Treating Male Infertility in Ukrainian Surrogacy
Andrology is a medical field that brings together disciplines such as urology, anatomy and biochemistry. It is very new, yet we have some exception experts in Ukraine.
Progress towards infertility treatment options for men has inched along at a glacial pace. Channa Jayasena, an endocrinologist who specializes in andrology and is also based at Hammersmith Hospital and Imperial College London, says that although infertility affects many men, it is a reality society has essentially ignored. “We’ve never developed any treatment to improve a man’s sperm count,” he says. “The treatment is simply treating his partner with something that most people in the world cannot afford and is potentially dangerous.”
Even basic testing is coming up short. The World Health Organization set out standard parameters for healthy semen in 2010, but some scientists say that new information about the molecular, cellular, and genetic makeup of sperm must be taken into account and the global reference points should be updated.

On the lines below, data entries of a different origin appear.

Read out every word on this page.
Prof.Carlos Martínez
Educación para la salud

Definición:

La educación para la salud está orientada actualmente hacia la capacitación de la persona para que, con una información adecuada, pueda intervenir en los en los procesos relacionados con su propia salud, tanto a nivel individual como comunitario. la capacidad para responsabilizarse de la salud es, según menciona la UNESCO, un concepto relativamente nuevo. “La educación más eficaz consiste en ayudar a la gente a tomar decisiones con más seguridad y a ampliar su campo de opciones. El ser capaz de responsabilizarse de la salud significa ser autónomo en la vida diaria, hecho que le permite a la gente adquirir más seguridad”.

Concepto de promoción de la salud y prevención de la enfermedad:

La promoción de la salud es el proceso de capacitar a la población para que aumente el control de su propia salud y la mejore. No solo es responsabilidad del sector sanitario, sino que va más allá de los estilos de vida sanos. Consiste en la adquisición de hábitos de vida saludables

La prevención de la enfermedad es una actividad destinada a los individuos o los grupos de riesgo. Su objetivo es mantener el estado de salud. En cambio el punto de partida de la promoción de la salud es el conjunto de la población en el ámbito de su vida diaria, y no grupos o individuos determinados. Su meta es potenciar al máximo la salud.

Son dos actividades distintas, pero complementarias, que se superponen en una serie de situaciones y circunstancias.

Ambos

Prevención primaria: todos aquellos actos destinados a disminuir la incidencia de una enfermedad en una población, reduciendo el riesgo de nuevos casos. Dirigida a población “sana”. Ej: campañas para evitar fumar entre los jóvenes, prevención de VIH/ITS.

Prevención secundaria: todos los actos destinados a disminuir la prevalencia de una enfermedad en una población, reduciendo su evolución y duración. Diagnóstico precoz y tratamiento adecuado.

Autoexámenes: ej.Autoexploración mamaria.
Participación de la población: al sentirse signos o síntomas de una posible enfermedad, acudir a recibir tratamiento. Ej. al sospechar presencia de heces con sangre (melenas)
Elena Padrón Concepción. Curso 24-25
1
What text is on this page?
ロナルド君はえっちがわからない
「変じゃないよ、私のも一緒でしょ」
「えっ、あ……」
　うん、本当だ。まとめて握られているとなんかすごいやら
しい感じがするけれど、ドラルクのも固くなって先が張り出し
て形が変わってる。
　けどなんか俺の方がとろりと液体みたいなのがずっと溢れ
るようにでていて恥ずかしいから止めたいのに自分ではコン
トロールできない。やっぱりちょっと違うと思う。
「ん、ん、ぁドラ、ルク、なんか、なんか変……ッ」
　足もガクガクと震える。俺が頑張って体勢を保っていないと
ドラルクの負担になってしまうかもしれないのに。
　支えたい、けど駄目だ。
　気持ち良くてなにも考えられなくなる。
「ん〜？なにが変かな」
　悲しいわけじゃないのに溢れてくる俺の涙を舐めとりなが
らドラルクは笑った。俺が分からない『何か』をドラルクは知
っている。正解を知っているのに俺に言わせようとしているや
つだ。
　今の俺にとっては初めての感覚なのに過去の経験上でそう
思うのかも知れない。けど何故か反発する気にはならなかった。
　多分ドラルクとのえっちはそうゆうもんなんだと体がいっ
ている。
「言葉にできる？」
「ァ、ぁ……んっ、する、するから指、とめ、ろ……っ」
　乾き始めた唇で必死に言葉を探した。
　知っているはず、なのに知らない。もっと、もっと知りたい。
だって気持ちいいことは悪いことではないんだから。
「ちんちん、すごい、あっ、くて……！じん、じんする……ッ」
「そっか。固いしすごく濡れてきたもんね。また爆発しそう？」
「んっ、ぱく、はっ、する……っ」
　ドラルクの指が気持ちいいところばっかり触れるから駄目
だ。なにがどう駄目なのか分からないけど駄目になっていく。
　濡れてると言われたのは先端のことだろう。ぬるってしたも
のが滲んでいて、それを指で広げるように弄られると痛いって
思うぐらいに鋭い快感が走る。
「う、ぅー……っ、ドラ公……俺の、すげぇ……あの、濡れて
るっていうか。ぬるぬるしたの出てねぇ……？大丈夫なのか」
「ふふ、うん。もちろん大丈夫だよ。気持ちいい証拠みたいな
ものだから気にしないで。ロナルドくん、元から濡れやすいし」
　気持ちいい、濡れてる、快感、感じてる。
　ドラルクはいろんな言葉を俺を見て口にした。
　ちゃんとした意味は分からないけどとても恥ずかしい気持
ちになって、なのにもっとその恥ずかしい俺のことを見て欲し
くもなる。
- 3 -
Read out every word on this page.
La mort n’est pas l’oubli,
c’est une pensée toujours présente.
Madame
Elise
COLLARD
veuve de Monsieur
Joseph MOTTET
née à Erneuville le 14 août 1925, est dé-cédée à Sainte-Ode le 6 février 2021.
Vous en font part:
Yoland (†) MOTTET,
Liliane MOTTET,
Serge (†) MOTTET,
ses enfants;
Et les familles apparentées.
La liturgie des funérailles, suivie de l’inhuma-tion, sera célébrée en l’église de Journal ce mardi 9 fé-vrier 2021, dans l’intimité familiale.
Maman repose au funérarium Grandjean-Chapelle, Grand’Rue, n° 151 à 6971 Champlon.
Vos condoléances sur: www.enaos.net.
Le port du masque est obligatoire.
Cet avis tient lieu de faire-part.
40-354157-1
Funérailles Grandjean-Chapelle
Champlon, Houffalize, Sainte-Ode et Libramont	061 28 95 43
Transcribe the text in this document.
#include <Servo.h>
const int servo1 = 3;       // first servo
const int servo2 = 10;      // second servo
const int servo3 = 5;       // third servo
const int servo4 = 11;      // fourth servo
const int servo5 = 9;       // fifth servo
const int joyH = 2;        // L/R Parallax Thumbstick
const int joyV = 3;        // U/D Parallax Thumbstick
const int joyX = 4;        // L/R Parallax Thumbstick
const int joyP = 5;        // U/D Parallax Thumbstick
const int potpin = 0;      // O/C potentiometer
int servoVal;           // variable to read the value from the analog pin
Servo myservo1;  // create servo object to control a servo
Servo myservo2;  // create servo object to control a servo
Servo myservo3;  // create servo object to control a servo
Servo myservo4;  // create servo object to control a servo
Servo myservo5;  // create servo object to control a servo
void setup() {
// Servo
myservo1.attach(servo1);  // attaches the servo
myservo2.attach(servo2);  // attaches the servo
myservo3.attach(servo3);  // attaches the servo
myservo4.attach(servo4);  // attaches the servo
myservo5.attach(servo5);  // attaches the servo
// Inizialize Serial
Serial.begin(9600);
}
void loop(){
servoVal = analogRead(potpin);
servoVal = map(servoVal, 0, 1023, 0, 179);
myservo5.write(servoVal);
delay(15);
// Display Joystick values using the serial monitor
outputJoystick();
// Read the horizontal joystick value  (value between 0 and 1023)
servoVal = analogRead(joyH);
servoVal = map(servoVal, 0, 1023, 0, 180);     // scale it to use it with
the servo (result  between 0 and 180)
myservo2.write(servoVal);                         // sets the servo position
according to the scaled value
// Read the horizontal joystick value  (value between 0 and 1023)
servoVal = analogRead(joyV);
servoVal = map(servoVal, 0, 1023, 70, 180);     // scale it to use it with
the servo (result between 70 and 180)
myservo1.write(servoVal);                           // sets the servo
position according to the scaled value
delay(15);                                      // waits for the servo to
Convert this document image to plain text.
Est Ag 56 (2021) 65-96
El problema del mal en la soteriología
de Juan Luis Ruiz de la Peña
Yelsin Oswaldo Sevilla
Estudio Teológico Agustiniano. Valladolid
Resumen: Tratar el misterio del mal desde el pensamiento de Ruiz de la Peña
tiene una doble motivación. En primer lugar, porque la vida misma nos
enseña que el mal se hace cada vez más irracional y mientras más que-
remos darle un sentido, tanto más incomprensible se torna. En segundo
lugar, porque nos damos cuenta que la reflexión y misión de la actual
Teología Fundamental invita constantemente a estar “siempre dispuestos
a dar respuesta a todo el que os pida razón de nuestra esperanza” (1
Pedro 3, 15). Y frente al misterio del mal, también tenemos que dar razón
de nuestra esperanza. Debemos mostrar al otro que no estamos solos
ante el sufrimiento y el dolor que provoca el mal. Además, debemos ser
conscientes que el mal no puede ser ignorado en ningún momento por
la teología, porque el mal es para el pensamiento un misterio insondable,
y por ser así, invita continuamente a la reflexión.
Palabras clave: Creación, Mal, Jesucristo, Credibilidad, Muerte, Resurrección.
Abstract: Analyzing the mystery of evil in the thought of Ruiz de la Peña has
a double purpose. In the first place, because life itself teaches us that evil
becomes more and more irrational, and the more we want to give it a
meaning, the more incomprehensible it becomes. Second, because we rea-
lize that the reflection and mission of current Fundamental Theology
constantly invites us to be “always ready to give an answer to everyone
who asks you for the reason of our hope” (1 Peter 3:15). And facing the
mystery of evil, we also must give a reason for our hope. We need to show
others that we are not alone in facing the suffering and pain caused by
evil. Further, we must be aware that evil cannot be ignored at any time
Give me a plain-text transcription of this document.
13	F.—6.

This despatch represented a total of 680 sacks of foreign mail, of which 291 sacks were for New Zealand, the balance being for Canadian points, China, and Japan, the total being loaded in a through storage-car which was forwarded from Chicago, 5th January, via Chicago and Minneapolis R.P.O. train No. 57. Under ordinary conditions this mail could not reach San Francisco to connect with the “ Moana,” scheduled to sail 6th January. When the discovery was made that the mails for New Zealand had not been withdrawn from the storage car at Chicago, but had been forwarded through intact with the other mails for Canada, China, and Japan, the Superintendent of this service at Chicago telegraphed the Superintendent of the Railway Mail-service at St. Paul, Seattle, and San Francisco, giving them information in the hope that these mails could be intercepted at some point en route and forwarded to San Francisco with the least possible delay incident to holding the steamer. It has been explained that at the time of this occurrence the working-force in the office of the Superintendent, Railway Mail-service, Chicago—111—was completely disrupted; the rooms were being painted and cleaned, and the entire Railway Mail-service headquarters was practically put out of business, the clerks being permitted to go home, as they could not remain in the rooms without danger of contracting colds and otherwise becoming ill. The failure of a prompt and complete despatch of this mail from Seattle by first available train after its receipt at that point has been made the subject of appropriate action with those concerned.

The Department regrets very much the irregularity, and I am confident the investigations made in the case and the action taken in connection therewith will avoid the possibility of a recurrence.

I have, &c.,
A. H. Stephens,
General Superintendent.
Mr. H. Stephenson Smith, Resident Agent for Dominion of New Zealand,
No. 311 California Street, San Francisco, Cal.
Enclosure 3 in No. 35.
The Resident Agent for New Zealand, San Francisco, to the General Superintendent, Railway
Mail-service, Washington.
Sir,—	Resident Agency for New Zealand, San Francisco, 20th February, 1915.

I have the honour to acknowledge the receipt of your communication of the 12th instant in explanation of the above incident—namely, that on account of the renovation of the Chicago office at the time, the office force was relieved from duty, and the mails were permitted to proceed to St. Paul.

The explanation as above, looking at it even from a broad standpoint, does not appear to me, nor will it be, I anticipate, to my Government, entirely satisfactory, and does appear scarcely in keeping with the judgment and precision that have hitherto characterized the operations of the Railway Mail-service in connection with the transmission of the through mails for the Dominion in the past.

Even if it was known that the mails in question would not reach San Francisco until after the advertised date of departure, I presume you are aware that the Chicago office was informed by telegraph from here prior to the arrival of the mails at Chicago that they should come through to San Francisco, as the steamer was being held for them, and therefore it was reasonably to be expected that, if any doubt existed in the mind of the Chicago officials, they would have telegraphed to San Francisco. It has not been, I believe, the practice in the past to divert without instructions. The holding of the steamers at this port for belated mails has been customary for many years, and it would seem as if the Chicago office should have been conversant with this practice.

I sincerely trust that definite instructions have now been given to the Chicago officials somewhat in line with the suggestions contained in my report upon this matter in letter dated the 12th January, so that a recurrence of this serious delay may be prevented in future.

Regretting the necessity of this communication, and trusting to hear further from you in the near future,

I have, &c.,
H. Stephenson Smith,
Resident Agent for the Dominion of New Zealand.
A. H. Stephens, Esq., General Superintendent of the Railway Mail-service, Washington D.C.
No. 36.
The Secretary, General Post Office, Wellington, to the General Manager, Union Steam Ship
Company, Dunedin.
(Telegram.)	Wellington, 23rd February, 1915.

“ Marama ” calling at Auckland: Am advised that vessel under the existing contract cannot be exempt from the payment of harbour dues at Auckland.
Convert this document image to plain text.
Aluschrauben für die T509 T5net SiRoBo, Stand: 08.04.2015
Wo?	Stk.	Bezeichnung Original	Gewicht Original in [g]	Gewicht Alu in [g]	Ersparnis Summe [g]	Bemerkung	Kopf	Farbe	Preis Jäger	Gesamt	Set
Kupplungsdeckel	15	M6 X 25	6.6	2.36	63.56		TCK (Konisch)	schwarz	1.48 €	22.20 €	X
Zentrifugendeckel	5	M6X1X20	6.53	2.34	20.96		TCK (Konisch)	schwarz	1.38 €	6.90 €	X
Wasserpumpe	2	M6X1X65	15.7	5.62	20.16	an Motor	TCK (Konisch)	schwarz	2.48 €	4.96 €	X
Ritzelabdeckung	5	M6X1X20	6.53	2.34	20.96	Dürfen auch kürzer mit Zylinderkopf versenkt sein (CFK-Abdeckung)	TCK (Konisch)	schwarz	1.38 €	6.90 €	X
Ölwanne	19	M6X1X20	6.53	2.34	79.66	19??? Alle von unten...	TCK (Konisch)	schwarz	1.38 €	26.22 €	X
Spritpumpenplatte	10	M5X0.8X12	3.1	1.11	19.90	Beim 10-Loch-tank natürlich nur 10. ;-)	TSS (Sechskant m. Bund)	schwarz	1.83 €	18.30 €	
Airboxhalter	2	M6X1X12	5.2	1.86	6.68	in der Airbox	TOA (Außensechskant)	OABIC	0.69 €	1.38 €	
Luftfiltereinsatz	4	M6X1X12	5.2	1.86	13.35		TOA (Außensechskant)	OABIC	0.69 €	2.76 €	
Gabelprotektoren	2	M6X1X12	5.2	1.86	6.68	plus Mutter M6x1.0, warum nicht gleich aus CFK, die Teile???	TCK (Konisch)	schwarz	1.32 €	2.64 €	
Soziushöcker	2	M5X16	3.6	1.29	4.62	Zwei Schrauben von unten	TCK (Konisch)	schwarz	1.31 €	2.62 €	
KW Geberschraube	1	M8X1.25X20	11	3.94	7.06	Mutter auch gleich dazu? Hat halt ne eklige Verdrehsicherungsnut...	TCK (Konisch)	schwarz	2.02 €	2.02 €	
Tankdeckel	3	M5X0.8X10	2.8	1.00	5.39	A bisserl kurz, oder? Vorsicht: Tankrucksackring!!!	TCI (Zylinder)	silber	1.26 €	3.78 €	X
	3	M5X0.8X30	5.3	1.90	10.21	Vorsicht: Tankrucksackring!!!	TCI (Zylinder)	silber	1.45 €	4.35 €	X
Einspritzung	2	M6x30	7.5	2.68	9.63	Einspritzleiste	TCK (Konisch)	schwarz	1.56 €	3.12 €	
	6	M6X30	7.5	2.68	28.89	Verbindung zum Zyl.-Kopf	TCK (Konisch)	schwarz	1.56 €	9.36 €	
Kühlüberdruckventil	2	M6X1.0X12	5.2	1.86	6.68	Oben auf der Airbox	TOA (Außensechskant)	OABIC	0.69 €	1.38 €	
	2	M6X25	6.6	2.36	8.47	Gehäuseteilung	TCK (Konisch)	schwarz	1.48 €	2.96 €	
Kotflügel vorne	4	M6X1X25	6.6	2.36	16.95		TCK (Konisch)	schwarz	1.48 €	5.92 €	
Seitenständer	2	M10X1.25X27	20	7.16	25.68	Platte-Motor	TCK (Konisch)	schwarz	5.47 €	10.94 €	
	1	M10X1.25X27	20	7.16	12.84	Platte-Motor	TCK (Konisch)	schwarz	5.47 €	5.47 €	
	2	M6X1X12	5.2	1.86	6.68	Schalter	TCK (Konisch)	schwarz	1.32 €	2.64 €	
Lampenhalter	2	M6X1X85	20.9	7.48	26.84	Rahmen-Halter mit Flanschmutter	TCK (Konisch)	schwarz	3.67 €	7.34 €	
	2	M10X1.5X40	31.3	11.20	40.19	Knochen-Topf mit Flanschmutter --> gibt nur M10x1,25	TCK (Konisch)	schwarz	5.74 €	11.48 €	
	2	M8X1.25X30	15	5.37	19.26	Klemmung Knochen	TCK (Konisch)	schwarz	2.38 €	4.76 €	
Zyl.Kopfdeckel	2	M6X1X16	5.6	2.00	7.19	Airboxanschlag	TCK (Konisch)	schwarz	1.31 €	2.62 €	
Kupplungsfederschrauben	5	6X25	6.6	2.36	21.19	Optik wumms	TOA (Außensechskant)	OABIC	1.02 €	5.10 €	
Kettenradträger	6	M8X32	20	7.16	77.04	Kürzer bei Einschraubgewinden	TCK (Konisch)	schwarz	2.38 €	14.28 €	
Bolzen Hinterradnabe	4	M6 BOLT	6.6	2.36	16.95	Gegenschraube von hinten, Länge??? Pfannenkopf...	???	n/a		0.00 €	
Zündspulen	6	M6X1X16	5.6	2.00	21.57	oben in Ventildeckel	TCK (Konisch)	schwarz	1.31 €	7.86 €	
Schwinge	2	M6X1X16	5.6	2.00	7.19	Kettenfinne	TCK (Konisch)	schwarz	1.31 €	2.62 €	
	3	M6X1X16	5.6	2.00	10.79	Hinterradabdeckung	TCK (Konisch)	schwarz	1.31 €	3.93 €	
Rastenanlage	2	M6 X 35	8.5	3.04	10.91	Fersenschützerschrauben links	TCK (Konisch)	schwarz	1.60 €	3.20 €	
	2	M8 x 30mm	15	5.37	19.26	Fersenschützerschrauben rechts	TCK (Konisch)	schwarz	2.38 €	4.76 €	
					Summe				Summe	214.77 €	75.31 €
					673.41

Tests for genetic abnormalities, hormone analyses, and ultrasound scans may also be needed to provide a more complete picture. Such testing can check for obstructions like varicose veins in the testicle, called varicocele, which can impede sperm production by blocking the testicle, even causing it to shrink. But it is rarely offered to male patients. No surprise, then, that men on the popular web forum Reddit write post after post, asking others to interpret their semen test results like tea leaves, sharing intimate details about color, volume, viscosity, appearance, pH, morphology, motility, and sperm count. “Care to comment on my semen analysis?” wondered a 34-year-old recently, posting his results. The question is posted so often that it is addressed in the FAQ.
Jayasena, the London-based endocrinologist, is bewildered by the lack of progress. He suggests that medicine’s failure to develop effective treatments for low sperm count is “slightly embarrassing.” Jayasena and his colleagues have conducted some of the recent work connecting men’s fertility to health issues like cancer, and they are studying the link between subfertility and being overweight. For Jayasena, solutions ought to be within reach. “It’s either an insurmountable task that is unique amongst medicine — or simply that we just haven’t bothered to research and find out,” he says.
In the absence of adequate progress, scientists warn that the gaping holes in our knowledge of male reproduction will hamper our understanding of how increasingly sophisticated reproductive technologies on the horizon — stem cell therapy, gene editing — could affect the children they produce. With evidence suggesting that the quality of a father’s sperm could affect the health of his children and even his grandchildren, these are important questions.